When Scott, a disgraced former high school teacher, invades a pizza parlor with a gun, he’s convinced that the establishment houses a pedophile ring. Instead, he stumbles into a hostage situation and ends up shooting the hostage-taker. He becomes an unlikely celebrity, inspiring the hashtag #goodguywithagun and setting off a series of comic and tragic events.
The novel is most concerned with the American male psyche under siege. As the 2016 presidential election unfolds, a host of men who are deluded, adrift, or both are introduced. Elderly Jae, a former IBM employee, is off the deep end and on the run, convinced that a Korean envoy of death is pursuing him. Scott’s former student Blake is a buffed-up white supremacist incel who’s bent on revenge against Scott for sleeping with his mother. Scott’s ne’er-do-well half brother Brian is still coming to terms with childhood sexual abuse and his father’s religious cult, which claims that an apocalypse is nigh.

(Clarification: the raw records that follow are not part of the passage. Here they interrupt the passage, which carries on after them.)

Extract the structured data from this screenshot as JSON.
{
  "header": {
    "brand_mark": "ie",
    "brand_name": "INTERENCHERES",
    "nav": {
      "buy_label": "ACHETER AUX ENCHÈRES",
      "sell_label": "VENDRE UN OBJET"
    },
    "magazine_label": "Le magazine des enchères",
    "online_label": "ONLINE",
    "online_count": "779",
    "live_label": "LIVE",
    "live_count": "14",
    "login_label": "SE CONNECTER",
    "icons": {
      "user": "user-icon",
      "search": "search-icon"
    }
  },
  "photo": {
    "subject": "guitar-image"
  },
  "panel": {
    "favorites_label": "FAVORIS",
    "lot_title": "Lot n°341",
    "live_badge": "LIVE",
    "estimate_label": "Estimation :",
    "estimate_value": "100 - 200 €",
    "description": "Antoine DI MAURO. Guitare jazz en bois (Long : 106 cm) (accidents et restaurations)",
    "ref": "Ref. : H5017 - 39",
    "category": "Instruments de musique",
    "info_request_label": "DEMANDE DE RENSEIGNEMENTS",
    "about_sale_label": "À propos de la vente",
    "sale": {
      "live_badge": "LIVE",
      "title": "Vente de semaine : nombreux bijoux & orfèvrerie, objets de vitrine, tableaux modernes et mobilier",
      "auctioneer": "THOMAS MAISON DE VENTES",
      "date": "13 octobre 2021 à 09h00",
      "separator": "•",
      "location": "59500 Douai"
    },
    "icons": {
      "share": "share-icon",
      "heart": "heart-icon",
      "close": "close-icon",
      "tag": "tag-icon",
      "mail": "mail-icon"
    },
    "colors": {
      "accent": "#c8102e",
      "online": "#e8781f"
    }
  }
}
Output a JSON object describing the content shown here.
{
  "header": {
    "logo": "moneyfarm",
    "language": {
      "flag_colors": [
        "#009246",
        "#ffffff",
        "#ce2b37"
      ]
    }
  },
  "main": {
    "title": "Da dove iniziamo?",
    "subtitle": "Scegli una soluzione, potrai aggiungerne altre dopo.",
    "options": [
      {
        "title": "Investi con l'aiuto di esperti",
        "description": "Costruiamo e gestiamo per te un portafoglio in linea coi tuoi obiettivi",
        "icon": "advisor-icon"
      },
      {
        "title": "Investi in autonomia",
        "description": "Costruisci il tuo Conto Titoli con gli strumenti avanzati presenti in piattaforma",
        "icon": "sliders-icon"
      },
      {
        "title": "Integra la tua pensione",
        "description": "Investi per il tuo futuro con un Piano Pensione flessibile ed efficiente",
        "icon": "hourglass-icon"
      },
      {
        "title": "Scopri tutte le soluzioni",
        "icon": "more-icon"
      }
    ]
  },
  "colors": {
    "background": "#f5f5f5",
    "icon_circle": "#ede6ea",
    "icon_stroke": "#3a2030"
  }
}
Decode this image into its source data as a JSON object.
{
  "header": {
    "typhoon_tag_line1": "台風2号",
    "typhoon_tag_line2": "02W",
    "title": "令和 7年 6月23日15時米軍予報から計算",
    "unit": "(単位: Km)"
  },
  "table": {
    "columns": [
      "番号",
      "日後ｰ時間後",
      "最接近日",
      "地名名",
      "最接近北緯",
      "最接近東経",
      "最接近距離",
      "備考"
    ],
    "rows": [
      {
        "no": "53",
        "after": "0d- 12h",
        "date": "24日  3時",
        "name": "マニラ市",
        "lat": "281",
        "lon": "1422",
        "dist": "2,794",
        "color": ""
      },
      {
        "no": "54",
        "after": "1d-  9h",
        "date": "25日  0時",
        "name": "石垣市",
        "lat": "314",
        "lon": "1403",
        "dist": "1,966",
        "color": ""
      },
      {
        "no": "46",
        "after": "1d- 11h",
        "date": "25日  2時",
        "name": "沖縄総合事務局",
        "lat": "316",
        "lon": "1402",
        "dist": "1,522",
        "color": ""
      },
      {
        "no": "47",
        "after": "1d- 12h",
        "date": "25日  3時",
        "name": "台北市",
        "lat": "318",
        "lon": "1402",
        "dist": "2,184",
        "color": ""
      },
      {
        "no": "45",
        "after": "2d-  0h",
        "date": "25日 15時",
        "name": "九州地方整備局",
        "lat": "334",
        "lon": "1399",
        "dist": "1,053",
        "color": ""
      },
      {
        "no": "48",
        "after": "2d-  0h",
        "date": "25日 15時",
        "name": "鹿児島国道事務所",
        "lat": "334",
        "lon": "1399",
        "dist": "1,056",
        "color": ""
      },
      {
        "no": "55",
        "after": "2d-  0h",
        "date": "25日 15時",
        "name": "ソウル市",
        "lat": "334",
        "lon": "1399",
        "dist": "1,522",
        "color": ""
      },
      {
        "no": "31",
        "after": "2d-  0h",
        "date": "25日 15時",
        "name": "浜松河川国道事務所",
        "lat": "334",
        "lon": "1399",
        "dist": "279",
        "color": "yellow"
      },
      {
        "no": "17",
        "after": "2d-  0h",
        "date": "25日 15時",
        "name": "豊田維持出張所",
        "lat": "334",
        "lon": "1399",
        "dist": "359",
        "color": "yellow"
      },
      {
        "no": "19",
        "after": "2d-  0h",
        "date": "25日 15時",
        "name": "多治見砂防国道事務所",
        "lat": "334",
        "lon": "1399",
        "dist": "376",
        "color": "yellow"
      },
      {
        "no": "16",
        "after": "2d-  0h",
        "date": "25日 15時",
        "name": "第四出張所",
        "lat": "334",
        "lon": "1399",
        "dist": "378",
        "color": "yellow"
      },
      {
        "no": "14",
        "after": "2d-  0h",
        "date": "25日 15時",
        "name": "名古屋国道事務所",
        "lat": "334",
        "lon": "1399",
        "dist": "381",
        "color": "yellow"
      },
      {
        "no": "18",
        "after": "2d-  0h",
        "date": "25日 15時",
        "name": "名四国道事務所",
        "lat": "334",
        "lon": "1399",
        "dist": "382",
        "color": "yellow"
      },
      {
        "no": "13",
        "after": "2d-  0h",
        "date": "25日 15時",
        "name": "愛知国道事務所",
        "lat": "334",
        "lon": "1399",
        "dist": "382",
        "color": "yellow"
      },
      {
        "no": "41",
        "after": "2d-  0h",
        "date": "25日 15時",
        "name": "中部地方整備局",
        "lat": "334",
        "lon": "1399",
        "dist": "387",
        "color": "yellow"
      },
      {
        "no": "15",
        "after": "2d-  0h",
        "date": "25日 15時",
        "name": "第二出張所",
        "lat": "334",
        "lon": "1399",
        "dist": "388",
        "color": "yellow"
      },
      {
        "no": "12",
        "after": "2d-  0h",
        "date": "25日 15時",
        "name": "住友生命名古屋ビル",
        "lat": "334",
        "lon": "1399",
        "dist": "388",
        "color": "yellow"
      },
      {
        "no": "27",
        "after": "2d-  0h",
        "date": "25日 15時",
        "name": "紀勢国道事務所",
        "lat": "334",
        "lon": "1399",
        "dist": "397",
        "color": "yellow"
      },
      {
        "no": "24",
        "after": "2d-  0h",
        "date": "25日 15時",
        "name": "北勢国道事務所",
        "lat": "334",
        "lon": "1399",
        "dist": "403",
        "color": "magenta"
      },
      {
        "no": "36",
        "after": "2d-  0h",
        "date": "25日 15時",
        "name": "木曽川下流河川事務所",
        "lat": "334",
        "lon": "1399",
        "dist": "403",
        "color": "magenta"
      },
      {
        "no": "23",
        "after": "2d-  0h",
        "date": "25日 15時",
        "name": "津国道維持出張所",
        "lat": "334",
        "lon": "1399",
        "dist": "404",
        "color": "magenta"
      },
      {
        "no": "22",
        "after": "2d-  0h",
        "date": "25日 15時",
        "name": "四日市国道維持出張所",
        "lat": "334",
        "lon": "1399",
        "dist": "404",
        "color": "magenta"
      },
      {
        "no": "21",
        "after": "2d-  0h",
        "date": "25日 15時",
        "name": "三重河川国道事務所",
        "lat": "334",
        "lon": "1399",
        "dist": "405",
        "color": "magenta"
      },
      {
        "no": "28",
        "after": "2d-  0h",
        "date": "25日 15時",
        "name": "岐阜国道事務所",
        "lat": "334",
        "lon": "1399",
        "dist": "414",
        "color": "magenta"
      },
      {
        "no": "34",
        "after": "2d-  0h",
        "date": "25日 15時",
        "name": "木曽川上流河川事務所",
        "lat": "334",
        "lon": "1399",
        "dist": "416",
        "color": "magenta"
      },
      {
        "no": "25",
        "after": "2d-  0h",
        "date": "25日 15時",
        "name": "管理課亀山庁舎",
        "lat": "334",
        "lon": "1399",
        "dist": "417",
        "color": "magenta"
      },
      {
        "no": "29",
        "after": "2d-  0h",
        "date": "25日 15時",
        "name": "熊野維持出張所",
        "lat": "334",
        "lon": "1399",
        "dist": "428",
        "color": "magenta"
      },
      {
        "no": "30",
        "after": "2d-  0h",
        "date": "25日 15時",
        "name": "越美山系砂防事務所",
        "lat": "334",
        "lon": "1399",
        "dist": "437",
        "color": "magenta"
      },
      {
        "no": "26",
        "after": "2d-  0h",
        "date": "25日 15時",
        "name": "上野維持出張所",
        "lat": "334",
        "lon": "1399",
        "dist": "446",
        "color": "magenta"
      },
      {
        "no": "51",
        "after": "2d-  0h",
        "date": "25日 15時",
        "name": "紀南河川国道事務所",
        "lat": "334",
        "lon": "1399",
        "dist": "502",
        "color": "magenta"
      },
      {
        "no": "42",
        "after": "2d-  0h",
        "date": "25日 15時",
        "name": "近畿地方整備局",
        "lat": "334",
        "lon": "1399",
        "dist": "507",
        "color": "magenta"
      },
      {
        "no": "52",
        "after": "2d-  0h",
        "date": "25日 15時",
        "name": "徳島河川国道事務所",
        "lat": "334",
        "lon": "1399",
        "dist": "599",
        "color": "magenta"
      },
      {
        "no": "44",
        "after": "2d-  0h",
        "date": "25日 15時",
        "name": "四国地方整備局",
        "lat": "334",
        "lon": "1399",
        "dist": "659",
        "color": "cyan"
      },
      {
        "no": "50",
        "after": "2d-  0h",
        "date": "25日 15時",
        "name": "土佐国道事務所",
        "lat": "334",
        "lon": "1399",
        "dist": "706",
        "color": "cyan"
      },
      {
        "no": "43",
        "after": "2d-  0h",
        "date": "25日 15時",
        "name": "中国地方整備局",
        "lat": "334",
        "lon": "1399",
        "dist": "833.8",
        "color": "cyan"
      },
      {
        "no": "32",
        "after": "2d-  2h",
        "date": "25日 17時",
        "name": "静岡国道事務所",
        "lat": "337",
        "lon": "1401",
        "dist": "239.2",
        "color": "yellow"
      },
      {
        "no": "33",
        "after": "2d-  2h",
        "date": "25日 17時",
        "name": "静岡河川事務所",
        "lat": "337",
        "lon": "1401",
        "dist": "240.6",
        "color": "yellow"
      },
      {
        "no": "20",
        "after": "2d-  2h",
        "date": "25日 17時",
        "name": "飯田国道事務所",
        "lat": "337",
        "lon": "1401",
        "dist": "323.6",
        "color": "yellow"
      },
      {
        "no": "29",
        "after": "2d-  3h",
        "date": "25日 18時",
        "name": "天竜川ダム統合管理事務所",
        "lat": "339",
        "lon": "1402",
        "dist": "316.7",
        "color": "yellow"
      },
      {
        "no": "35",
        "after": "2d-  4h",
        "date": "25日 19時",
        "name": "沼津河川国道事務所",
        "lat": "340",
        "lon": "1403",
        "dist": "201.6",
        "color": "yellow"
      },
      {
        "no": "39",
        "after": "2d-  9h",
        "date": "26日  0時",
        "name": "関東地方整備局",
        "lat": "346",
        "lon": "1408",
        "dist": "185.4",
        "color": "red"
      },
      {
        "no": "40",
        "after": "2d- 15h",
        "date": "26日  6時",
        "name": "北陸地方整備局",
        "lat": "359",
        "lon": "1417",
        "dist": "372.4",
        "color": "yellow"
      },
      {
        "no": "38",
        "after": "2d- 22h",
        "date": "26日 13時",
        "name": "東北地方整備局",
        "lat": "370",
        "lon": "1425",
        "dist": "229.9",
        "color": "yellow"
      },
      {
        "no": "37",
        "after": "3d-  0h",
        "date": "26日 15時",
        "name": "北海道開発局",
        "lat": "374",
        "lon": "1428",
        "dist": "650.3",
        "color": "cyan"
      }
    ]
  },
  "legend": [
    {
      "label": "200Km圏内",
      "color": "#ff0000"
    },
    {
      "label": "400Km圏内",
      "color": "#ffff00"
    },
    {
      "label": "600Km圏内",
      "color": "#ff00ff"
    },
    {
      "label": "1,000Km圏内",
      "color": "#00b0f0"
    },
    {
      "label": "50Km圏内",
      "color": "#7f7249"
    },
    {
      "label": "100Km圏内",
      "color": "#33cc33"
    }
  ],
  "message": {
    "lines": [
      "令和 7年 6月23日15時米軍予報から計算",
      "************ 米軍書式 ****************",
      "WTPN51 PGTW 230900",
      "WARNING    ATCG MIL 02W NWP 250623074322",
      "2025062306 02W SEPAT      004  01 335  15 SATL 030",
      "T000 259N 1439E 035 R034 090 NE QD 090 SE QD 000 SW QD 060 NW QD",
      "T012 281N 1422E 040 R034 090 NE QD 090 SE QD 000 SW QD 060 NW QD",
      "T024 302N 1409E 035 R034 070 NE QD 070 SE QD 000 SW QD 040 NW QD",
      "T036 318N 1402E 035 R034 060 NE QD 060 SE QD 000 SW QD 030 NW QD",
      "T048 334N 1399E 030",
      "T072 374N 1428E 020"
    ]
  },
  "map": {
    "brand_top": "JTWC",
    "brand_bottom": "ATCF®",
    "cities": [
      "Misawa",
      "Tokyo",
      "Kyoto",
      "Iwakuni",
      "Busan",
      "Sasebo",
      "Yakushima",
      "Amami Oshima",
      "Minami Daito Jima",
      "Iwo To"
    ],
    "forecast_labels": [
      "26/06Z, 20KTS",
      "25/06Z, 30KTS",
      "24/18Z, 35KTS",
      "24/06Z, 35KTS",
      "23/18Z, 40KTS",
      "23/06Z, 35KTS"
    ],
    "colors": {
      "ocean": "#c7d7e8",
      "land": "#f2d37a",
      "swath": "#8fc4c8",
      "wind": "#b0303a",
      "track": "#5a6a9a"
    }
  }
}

Chon’s punchy, acerbic prose weaves these people and narratives together, skipping backwards and forwards in time. The result is a chain of angst and aggression that seems unbreakable, in which bloodshed only begets more bloodshed. He depicts a world spinning out of control, where an argument over Superman and the Hulk plants the seeds for extremist rebellion, where Catcher in the Rye is the basis for wild conspiracy theories, and where Scott’s accidental heroism is coopted by right-wingers for their own ends.
Eschewing easy sympathy and tidy resolutions to its dilemmas, Hashtag Good Guy with a Gun is a bracing, affecting novel that laments a society on the edge of madness.